Sunday, August 1, 2021

New Johnsonville, TN: TVA Implodes 1951 Coal-Fired Power Plant

(Satellite)

(New Johnsonville was built when the original one was drowned by Kentucky Lake.)

This generating station had 10 units. The last four units were shutdown in 2017. Six units had already been shutdown in 2012. The first unit entered commercial operation on Oct 27,1951, and the 10th unit went online on Aug 20, 1959. It was TVA's oldest powerplant. TVA was in violation with EPA regulations and replaced the plant with a 1,133mw combustion turbine plant that has 16 GE simple cycle combustion turbines. [PowerMag, TVA-fossil

This source says the combustion turbine plant has 20 GE units for a capacity of 1,269mw. The first unit went online in 1975 and the last unit was 2000.       Actually, 16 units were installed in the 1970s and four units were added in 2000. [TVA-lakeinfo]

The plant may have been VA's oldest, but in its last three years of operation it was also the most reliable! "The mark of success is the equivalent forced outage rate, or EFOR, which measures when a unit is forced into a condition that limits it from operating at 100 percent. Johnsonville’s employees broke the all-time plant—and possibly a TVA coal plant—EFOR record of .24 EFOR in the summer of 2014. They have continued to keep the EFOR low for the past three years." It produced an average of 1,350mw per year. [TVA-shutdownIf 1,350mw is the average, than its nameplate capacity would be even more. So the 1,269mw combustion turbine plant is not a complete replacement of capacity. 

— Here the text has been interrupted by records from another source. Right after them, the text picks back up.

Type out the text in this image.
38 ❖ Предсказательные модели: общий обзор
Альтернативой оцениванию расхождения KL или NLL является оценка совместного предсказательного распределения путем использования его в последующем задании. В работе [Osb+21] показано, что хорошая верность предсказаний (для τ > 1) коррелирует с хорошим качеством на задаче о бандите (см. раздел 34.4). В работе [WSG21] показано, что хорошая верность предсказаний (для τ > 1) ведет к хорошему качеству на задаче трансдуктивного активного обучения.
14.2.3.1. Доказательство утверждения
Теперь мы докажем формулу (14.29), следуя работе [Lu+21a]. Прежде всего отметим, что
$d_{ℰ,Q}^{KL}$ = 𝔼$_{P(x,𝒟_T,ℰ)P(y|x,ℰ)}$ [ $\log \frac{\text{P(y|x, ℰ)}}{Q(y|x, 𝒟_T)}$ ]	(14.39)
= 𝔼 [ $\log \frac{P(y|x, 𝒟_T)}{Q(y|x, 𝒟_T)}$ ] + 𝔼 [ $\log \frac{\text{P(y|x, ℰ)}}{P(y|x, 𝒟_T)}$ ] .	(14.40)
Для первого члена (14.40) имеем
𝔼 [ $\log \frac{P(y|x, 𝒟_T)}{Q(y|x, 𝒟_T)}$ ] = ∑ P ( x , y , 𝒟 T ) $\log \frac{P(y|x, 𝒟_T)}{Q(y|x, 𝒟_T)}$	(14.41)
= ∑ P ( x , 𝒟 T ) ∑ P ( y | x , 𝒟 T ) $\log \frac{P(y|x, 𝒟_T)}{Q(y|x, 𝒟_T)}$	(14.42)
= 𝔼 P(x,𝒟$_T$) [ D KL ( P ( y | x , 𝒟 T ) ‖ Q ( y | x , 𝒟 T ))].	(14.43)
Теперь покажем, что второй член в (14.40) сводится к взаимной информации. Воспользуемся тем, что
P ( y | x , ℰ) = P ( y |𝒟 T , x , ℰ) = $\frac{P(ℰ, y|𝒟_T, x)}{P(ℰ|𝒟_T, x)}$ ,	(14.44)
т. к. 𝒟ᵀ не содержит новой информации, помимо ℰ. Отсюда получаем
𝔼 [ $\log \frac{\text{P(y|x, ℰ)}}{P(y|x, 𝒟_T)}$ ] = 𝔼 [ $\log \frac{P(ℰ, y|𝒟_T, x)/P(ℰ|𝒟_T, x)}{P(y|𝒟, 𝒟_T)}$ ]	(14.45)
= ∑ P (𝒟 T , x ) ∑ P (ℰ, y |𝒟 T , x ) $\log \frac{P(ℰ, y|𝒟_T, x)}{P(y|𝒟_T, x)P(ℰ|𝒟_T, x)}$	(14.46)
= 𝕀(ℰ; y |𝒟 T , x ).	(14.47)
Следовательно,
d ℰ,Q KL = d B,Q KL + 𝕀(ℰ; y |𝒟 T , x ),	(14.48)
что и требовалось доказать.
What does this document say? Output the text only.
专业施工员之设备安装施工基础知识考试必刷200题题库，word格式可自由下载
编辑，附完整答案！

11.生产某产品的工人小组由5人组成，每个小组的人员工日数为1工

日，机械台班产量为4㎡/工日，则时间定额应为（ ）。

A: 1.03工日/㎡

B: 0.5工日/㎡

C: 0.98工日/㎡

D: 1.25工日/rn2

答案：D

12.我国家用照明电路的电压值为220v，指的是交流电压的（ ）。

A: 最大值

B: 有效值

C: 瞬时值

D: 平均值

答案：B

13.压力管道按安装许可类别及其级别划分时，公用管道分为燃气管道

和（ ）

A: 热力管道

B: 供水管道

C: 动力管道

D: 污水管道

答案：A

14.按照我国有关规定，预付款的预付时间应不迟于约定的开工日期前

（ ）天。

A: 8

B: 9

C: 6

It was blown up on July 31, 2021.
Screenshot
Sally Weber Kristen shared
Eddy Sanders: Wonder how many jobs were lost by closing it? Ingram used to have a contract were they hauled something like 80 percent of the coal for TVA. [Ingram is a barge company.]

TVA-fossil

They have improved the efficiency of the single-cycle turbines by adding a heat-recovery steam generator to supply steam to the nearby Chemours plant that makes titanium dioxide. [TVA-shutdown] And they plan to use the site of the old plant to replace some of the single cycle turbines with aeroderivative turbines. [TVA-demolition] An aeroderivative does not appear to be a combined-cycle turbine, so they are only 45% efficient and generally used for peaker plant operation. Thus they are not a good replacement for a coal-fired plant because those plants generate a base load.

The remaining 4 coal-fired units were providing steam to the Chemours plant. TVA spent $5.4b on pollution control for those units. The current turbines are also typically operated only during peak demand periods. So not only is the capacity of the replacement smaller, it is less efficient. The reduced efficiency means more CO2, and fuel costs, than an efficient combined-cycle turbine. [TVA-lakeinfo] I wonder how much of the $5.4b became "stranded assets."

While taking photos of the CSX/NC&StL Bridge, my wife also took a photo of this powerplant.
20151219 7612, cropped

This source makes the following statement: "By 2035, TVA plans to add about 10,000 megawatts of solar power. To do this, the utility plans to use natural gas to keep the power system reliable as coal plants retire." I just cannot make sense out of that verbage.

Another satellite image that will be disappearing.